Bioinspired Adjustable Soft Robotic Gripper with Integrated Liquid Metal-Based Triboelectric Nanogenerator Sensor for Active Perception

In a robotic industrial context, traditional robotic grippers are constrained by limited morphological adaptability, reduced manipulation versatility, and imprecise force regulation, fundamentally impeding the development of reliable and predictable robotic manipulation systems. Inspired by the biocoordination between the claw structure and the skin system of the eagle, we present an Adjustable and Perceptible Soft Robotic Gripper (APSRG) for intelligent object handling. The optimized structural configuration and dimensional parameters of the soft actuator enable the APSRG to achieve stable grasping of 10 different objects with varying weights, volumetric dimensions, and geometric profiles within seconds.

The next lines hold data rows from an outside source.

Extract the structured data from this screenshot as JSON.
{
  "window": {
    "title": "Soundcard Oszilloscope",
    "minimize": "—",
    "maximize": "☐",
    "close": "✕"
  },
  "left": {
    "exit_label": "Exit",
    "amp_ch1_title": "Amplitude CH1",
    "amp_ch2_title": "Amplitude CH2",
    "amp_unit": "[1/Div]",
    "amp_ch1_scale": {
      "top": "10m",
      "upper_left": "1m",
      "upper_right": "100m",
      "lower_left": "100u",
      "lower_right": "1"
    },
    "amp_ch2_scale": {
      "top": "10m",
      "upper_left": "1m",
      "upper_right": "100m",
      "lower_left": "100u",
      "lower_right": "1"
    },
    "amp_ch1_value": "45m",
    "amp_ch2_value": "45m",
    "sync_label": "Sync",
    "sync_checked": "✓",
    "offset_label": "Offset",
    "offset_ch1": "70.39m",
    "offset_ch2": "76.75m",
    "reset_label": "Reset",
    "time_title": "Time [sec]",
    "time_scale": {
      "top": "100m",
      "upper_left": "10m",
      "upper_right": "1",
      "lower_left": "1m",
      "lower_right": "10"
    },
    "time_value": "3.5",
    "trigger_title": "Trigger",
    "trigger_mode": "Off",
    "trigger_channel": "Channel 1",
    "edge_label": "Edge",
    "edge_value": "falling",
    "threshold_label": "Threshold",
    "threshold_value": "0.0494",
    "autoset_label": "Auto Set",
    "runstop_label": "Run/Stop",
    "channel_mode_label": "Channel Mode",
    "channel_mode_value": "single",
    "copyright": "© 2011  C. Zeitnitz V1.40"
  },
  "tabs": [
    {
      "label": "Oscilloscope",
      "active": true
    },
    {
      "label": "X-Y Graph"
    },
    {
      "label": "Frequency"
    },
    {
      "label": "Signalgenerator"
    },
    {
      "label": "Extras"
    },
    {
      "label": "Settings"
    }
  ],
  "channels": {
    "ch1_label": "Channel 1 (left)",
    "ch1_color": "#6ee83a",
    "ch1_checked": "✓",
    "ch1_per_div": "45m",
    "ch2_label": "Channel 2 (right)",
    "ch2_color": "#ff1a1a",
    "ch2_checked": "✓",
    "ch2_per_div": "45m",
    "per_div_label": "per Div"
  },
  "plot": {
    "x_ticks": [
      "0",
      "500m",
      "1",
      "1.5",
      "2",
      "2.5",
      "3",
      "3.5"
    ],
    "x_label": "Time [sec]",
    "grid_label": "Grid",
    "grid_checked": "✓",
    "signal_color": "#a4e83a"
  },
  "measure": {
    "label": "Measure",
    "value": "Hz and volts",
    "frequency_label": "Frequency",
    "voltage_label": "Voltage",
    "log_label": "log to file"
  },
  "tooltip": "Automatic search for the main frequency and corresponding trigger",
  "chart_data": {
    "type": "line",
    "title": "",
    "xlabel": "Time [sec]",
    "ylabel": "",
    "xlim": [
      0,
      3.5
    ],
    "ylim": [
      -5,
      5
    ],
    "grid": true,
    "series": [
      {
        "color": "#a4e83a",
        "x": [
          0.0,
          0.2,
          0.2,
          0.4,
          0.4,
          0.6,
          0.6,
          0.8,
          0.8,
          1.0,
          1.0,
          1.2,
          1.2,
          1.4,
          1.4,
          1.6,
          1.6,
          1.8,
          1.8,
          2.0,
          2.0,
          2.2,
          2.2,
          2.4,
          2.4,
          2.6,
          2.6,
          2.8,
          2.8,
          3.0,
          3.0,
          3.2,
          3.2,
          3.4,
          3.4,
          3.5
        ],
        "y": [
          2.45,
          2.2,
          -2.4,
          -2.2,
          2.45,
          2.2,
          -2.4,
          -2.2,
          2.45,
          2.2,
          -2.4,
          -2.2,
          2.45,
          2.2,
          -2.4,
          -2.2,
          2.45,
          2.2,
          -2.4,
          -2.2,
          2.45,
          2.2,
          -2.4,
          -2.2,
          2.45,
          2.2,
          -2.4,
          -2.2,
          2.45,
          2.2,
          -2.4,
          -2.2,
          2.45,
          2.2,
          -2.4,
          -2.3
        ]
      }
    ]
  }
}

Additionally, a self-powered triboelectric nanogenerator (TENG) sensor is developed for external recognition of the soft robotic gripper using an improved preprocessing strategy based on oxidized liquid metal (LM). The prepared sensors exhibit excellent mechanical and electromechanical performance, characterized by a rapid response time of 60 ms and high durability with over 3000 repeated cycles. The APSRG is a cost-effective, simple, and reliable system with sensing and gripping capabilities, holding great potential for applications in autonomous sorting, exploration of unknown regions, and medical assistance.